原材料は全てヨーロッパ産で、“麦芽100%“。特徴は、麦芽100%なのにフルーティーで、バランスが良くて、飲みやすい点。麦芽100%と聞くと、味が濃いイメージがあるが、全く異なる。しかも「ハイネケン エクストラコールド」のように0度〜マイナス2度で提供しても味や香りのバランスは変わらず、美味しく味わえる。
その秘密は、“ハイネケンA酵母“という独自の酵母にある。1886年にルイ・パスツールの弟子だったエリオン博士によって分離培養に成功したオリジナル酵母。フルーティーでバランスが良い独特の風味の源。この”ハイネケンA酵母“は、現在もハイネケンビールのためだけにオランダで培養され、各国のハイネケン製造工場へ送られている。

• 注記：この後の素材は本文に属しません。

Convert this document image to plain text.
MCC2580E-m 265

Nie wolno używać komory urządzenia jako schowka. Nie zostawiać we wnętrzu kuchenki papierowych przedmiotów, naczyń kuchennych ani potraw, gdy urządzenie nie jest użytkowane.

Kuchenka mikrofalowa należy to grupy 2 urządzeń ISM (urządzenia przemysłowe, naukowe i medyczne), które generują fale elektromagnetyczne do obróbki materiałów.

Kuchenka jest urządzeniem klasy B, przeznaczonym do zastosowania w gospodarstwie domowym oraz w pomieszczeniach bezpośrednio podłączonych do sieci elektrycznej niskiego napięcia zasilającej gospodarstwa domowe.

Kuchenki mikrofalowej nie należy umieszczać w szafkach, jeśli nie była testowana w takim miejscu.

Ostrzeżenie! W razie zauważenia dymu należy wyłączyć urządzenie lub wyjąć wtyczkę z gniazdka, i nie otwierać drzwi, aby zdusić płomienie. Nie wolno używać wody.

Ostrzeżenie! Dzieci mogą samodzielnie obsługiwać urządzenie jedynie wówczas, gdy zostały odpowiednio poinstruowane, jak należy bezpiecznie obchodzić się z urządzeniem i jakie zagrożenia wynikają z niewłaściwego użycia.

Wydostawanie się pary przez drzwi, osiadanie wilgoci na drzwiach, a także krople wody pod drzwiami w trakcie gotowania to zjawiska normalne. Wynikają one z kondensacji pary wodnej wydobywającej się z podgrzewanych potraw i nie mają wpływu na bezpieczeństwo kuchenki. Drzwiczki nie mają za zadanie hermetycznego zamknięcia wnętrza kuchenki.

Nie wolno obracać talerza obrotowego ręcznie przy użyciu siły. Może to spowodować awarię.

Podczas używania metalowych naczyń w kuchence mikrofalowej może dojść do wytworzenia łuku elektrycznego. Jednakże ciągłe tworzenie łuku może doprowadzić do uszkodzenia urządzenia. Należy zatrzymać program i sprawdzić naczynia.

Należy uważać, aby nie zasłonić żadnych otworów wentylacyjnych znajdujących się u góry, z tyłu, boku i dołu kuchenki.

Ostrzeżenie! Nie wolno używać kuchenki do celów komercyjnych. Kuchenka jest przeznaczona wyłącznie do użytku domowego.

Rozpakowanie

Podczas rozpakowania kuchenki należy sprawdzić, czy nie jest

日本でも「エビス」「プレミアムモルツ」と麦芽100%ビールが昨年あたりから、プレミアムビール市場を広げている。しかし、国産ビールが非常に強くて、国際ブランドのシェアは低いのが現状。
日本に着任して1年も経たないバンド氏は日本のビール市場のユニークさを指摘する。
「海外に比べ、生ビールのウエイトが高いのに驚きました。日本はまったく違います。海外ではビールをブランドで指名しますが、日本では各社とも生ビールのクオリティが高いのでブランドは関係ありません。日本の消費者は生ビールにいいイメージを持っています。 生ビールのイメージでハイネケンを楽しんで欲しい。」
「ヨーロッパには様々なビールがあります、日本には様々な料理があるのにビールの種類が少ない。日本でもプレミアムビールの市場は広がると思います。ハイネケンが持つ約150種のブランドを次々と日本に持ってきたいですね。」と、バンド氏は日本市場の可能性に期待している。
欧米で販売されている、家庭用サーバー。米国では約300ドル。日本未発売。